Those of you who keep up with my posts probably understand the love-hate relationship I have with Ethiopia. Some days I think I’m living it up in a beautiful, sincere, vivacious country; Other days I can’t leave my house for fear of being swallowed up by the God forsaken hellhole that exists outside my door. Thursday was one of the hellhole days.
There’s no easier way to hate Ethiopia than by traveling by public transport. Except to travel by public transport the day before a major holiday. I should have known better. I should have known that getting back to Atsbi wouldn’t be worth the tears I’d shed. But I did it anyway. I made my way to the bus station, where, as fate would have it, I missed getting a spot on a bus by just seconds. As the minutes passed, the station filled with irritable travelers carrying livestock of all kinds, but no more busses arrived. I sat in the shade, looking up the mountain for the telltale cloud of dust that would mean the impending arrival of a bus.
So an hour later, when one did finally pull into the station, people were expecting it. As per the usual approach, dozens of people bum rushed the bus while it was still moving, grabbing onto the door and windows to be drug along until is stopped. Then before anyone exited the bus, people began pushing, shoving, clawing and fighting their way up the steps in an attempt to gain a coveted seat. The only way for me to get a seat was to do the same, but I dropped my bag in the mob and was left pinned to the ground as people clambered over me to get on the bus. It wasn’t until I began screaming and kicking that people gave me room to get off the ground.
By the time I got on the bus, my rage was near blinding. But then I looked around and I was the only woman on board, despite the fact that at least half of those who were waiting were women. None of the others had been able to fight their way on. I had already been voicing my harsh opinion of the behavior of Ethiopians, but I decided it was my duty to stand up and address what had just happened. I asked who spoke English, and several responded, so I asked them to translate. Voice shaking, I asked, “where are all the women?” Blank stares. Then snickers. I explained that I had lived in Ethiopia for two years and that the most common question people ask me is “how do you find the condition of Ethiopia.”

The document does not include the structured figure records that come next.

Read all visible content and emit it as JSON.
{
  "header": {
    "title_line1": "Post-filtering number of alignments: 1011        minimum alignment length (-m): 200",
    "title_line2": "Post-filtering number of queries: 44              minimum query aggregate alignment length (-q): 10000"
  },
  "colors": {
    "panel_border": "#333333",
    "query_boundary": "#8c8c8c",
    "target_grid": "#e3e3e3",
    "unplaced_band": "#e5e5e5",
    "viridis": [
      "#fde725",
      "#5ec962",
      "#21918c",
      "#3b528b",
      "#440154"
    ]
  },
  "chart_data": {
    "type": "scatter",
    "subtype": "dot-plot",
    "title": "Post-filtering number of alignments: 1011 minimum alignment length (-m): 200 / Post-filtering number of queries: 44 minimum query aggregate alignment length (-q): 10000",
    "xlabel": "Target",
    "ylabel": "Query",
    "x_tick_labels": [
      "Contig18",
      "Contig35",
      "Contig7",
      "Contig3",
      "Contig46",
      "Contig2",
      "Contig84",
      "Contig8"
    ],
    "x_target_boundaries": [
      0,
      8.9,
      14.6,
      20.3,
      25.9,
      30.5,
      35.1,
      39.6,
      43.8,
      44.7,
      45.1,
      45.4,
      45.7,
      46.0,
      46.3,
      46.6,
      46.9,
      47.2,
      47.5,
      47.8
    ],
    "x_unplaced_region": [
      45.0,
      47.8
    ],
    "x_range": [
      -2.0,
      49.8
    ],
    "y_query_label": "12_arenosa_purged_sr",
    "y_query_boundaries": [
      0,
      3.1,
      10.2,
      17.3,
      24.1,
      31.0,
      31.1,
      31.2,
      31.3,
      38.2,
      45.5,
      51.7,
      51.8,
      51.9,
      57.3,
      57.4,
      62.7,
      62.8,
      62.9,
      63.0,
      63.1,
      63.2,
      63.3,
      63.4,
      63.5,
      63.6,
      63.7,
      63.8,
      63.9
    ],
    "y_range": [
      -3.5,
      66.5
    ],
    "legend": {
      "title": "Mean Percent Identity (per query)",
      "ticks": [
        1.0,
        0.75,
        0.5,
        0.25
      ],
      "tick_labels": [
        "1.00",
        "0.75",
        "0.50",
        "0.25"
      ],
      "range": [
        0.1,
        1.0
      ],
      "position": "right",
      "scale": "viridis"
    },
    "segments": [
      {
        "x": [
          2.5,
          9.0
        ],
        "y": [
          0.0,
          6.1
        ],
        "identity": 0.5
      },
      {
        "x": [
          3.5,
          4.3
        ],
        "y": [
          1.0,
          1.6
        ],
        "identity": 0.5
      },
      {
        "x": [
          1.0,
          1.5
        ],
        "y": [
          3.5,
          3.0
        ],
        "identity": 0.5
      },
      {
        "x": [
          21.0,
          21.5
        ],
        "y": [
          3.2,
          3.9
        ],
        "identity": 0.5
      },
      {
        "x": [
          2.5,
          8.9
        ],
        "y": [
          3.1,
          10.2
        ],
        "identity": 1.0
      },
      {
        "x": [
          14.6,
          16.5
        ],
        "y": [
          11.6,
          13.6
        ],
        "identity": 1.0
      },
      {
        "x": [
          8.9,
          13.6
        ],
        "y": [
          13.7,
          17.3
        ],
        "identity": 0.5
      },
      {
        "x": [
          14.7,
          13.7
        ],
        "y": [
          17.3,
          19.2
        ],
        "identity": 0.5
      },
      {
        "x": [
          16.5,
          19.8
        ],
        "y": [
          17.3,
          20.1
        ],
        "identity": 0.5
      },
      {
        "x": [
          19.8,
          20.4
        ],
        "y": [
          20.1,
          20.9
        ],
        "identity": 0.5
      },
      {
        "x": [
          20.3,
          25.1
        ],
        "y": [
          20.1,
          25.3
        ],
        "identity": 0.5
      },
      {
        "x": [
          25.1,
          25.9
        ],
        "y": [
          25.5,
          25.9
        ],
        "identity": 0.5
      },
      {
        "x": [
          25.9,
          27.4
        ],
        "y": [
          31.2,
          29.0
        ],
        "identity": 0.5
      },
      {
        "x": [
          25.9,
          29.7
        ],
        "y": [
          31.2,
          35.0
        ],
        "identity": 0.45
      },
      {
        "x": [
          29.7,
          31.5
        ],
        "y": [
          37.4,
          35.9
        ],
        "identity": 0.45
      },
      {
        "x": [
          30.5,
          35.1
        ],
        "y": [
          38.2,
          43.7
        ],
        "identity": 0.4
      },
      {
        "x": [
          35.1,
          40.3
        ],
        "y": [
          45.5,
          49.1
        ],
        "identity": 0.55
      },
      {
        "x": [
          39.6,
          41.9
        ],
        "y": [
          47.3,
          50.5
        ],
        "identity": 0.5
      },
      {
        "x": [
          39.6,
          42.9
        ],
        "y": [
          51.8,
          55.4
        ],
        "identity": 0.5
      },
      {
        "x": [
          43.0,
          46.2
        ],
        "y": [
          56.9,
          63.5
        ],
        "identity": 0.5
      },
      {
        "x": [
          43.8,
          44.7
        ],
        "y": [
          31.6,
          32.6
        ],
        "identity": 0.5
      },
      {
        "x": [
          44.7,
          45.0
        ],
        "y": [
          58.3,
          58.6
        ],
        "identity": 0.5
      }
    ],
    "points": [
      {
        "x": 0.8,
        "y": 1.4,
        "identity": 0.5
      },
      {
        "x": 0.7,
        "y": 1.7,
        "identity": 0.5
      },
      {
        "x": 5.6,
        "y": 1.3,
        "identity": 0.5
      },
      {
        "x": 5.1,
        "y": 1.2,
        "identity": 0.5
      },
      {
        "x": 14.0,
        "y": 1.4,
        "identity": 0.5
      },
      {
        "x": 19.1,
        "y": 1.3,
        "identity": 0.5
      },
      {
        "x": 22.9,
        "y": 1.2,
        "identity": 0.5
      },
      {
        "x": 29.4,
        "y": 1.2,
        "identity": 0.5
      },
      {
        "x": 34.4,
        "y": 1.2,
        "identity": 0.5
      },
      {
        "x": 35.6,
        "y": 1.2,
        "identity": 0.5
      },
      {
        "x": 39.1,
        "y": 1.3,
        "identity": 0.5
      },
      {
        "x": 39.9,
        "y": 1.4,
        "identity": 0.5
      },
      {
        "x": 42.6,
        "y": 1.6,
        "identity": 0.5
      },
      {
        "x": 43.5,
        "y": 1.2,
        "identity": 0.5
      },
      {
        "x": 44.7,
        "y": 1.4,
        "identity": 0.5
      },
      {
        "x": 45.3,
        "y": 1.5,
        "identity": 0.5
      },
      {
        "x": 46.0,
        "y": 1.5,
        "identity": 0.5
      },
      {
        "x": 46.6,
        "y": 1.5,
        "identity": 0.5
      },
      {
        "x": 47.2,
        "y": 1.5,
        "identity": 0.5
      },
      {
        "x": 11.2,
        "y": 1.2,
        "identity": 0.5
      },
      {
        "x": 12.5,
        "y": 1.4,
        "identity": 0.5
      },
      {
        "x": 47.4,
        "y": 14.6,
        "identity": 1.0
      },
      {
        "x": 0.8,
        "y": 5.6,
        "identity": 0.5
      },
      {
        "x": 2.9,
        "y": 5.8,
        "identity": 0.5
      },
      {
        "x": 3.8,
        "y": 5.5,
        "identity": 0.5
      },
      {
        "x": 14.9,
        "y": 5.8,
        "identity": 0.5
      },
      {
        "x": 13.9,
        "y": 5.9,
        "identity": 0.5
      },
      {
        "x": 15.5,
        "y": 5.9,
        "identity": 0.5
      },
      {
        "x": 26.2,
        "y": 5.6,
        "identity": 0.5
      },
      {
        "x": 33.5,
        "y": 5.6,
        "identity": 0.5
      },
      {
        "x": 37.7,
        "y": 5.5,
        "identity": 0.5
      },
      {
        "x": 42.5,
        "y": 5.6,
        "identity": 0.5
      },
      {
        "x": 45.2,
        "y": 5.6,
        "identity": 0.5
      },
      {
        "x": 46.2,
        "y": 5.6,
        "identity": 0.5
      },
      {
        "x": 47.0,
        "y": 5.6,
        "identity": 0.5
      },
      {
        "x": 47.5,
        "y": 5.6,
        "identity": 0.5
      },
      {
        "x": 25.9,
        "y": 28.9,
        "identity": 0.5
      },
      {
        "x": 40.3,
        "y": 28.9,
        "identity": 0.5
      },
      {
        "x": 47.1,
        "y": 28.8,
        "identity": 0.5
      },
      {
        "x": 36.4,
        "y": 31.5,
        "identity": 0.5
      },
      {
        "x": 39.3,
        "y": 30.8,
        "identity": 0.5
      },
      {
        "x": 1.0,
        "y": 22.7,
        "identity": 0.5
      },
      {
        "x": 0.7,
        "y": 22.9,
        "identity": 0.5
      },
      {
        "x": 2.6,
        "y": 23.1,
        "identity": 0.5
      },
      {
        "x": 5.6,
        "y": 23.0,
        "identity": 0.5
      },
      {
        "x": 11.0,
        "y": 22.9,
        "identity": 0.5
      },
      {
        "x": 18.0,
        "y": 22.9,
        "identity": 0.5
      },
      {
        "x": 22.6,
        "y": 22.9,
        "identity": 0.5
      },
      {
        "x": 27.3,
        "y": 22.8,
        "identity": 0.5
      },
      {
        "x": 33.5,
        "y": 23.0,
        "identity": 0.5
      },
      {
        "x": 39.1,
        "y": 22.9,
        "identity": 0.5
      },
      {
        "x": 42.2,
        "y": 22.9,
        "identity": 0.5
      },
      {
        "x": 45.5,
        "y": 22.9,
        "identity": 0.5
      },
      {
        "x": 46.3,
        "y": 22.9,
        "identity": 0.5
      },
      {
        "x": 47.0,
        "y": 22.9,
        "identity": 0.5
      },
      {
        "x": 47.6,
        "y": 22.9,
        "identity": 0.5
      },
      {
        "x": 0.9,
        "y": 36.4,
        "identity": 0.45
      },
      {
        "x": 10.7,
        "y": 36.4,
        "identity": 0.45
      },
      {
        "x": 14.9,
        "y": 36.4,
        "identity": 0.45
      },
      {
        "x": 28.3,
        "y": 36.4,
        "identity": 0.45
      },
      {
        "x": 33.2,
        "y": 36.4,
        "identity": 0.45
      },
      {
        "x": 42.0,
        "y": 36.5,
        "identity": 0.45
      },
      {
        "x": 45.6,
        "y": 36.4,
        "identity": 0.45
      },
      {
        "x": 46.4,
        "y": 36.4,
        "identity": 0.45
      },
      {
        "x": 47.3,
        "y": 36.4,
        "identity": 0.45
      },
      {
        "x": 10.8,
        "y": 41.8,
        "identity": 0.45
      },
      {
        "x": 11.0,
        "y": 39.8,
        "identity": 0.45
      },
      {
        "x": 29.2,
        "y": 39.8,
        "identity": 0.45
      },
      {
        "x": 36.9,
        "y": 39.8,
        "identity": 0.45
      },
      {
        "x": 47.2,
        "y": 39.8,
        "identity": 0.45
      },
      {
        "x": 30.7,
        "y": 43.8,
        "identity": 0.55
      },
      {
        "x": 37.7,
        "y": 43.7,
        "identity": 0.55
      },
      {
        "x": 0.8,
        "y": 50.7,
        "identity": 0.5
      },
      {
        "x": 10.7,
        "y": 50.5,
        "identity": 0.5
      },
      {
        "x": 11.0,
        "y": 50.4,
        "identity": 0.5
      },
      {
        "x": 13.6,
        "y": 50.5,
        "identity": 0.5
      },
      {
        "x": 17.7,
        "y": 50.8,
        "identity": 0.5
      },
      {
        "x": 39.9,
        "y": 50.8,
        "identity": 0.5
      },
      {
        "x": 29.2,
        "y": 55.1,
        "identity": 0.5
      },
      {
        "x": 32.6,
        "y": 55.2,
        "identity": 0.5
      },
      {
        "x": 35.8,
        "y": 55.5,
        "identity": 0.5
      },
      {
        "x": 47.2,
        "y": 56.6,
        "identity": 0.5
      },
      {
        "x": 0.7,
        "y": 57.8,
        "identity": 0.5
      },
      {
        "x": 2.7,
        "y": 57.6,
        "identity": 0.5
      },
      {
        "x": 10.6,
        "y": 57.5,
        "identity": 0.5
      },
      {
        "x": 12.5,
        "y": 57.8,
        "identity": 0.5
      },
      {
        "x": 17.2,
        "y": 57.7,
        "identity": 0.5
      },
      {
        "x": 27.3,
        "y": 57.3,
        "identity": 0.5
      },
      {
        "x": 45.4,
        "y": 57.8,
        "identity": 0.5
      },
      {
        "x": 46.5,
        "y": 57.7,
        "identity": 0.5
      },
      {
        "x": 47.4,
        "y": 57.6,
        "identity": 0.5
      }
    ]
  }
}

“I find the condition to be crap,” I said, “complete crap.” More snickers. Finally someone shouted “it’s our culture, our custom.” There it was: The answer to every problem in Ethiopia. Culture. Screw culture. This was just another group of moronic Ethiopians who were too stubborn and lazy to change their awful behavior. And let me be clear, it’s almost always men who have this attitude. I sat back down in my seat, tears streaming down my face as I listened to the disgusting men talk about what I had just said, laughing with one another and mocking me.
Before I moved to Ethiopia I had never felt disrespected by a man just because I’m a woman. Here, it happens every single day. I cried the whole way to Atsbi for the women that are forced to live in a society where they are disrespected and demeaned daily. Where they are forced to do far more than their share of the work while their husbands drink away the family’s meager income. Where women actually believe they are inferior to men because that is what they’ve been told their whole lives.
In my last Unchangeable Ethiopia post several Ethiopian women commented, mostly sticking up for a country they love. So let’s hear it, women of Ethiopia: are you going to stick up for the men of your country? The hateful, chauvinistic pigs that are running your country into the ground? The fathers of your daughters? Because I certainly never will.